Meyers said that high turnover among caregivers, which he blamed on low pay and a lack of training, is one of the most significant challenges facing the system. Simply adding staff members, as has happened with Edwards, isn’t enough, he said. 

“It is not just a matter of not having enough money. It’s a matter of using the money wisely,” he said. “We are often just throwing money at it without knowing what is going to be effective.” 

There’s another element, too, Meyers said – “questions we don’t yet have answers to. There are people whose diagnoses are so complex that right now we can’t fully provide for them. We can’t fully provide the care they need.”

A spokesman for the state didn’t address questions about the million-dollar price tag for services for some people with intellectual and developmental disabilities, but did acknowledge that the initial project was not perfect.

“It is not just a matter of not having enough money. It’s a matter of using the money wisely.”
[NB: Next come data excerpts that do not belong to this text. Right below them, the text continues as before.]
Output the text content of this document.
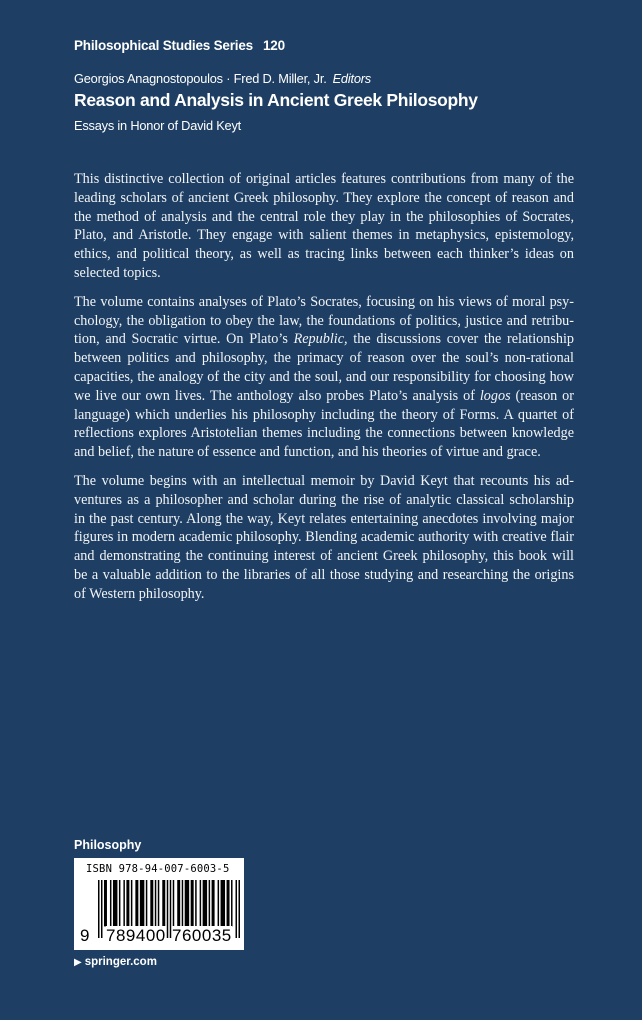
Philosophical Studies Series 120
Georgios Anagnostopoulos · Fred D. Miller, Jr. Editors
Reason and Analysis in Ancient Greek Philosophy
Essays in Honor of David Keyt

This distinctive collection of original articles features contributions from many of the
leading scholars of ancient Greek philosophy. They explore the concept of reason and
the method of analysis and the central role they play in the philosophies of Socrates,
Plato, and Aristotle. They engage with salient themes in metaphysics, epistemology,
ethics, and political theory, as well as tracing links between each thinker’s ideas on
selected topics.

The volume contains analyses of Plato’s Socrates, focusing on his views of moral psy-
chology, the obligation to obey the law, the foundations of politics, justice and retribu-
tion, and Socratic virtue. On Plato’s Republic, the discussions cover the relationship
between politics and philosophy, the primacy of reason over the soul’s non-rational
capacities, the analogy of the city and the soul, and our responsibility for choosing how
we live our own lives. The anthology also probes Plato’s analysis of logos (reason or
language) which underlies his philosophy including the theory of Forms. A quartet of
reflections explores Aristotelian themes including the connections between knowledge
and belief, the nature of essence and function, and his theories of virtue and grace.

The volume begins with an intellectual memoir by David Keyt that recounts his ad-
ventures as a philosopher and scholar during the rise of analytic classical scholarship
in the past century. Along the way, Keyt relates entertaining anecdotes involving major
figures in modern academic philosophy. Blending academic authority with creative flair
and demonstrating the continuing interest of ancient Greek philosophy, this book will
be a valuable addition to the libraries of all those studying and researching the origins
of Western philosophy.

Philosophy
ISBN 978-94-007-6003-5
9 789400 760035
▶ springer.com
Jon Meyers, executive director of the Arizona Developmental Disabilities Planning Council

“While there were aspects of the pilot model that were more successful in providing individuals with an engaging living environment where their needs were supported, the Division continued its work to improve and enhance this service model,” said Brett Bezio, deputy press secretary for the Arizona Department of Economic Security, which oversees the Division of Developmental Disabilities. “Using the information and trends that were identified in those initial years, review of models in other states, as well as working with external experts in this field, the Division has created an updated service specification for this type of residential placement setting that it hopes will make the service more effective in the future.”

Finding, training and adequately paying caregivers is a nationwide challenge. 
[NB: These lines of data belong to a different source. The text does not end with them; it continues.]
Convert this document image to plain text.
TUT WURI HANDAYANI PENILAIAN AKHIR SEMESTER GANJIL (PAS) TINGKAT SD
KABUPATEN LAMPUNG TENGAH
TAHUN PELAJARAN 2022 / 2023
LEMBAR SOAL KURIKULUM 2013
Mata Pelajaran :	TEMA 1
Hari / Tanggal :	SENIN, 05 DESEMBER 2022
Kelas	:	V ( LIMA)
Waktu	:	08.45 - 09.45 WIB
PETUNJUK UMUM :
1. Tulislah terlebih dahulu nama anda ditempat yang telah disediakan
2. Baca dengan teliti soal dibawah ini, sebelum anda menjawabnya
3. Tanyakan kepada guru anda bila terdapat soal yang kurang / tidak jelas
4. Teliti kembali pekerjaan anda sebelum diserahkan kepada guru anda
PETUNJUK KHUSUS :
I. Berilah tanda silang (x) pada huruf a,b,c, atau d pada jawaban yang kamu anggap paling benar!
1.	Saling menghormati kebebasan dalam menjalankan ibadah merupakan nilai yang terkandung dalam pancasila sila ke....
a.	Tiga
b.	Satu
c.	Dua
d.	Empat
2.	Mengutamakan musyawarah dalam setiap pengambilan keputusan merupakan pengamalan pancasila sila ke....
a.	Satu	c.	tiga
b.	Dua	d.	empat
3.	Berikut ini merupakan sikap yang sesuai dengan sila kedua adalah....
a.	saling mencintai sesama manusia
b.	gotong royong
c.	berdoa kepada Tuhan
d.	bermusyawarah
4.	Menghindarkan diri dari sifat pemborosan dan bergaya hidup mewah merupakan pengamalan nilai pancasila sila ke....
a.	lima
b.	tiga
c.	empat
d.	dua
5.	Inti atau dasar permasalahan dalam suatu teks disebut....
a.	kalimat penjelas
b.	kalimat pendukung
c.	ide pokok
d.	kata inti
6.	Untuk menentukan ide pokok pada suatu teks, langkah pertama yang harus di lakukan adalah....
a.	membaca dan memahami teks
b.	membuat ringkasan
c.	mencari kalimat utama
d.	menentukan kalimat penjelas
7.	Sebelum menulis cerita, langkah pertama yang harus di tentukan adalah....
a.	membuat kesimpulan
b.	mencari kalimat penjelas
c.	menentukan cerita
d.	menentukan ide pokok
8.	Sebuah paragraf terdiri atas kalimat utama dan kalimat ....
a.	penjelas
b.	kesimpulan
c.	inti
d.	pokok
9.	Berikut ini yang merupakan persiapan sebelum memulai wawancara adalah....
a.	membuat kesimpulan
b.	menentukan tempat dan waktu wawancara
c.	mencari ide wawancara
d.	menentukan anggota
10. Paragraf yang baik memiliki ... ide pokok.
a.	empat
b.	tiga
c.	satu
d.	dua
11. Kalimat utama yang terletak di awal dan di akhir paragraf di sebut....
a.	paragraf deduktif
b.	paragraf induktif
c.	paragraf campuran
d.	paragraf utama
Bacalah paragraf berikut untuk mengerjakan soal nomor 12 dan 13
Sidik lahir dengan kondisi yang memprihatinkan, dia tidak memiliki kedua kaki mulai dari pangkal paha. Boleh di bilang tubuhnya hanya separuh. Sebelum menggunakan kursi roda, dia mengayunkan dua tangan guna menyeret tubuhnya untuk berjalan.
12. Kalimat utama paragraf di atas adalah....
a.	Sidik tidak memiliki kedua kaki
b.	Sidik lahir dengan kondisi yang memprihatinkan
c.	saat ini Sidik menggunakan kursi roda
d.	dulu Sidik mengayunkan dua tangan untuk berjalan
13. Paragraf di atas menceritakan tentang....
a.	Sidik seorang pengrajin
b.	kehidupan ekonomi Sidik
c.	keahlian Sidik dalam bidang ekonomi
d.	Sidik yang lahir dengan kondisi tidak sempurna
A workforce shortage of unprecedented proportions has challenged just about every state to provide care for its most vulnerable residents. Just before the pandemic, a survey by ANCOR, a national trade association that represents care providers, showed that almost 70% of caregiving agencies could not provide the services needed. The problem only worsened during the pandemic. 

Because of low pay and staff shortages, a disturbing trend has emerged, said Barbara Merrill, chief executive officer of ANCOR. 

“[States are] closing the smaller three-, four-bed group homes and moving people into [larger] group homes,” Merrill said. “And that is going in the wrong, wrong, wrong direction. It’s not what we’re trying to do as an industry, it’s not what we’re trying to do as a country.”

At the same time, institutions across the country are closing. In Washington state, families and guardians are concerned that as congregate care facilities shut down, there are few alternative placements. 

A 2012 University of Minnesota study outlined the challenges for families of people with complex behaviors. The conclusion could have been written today. 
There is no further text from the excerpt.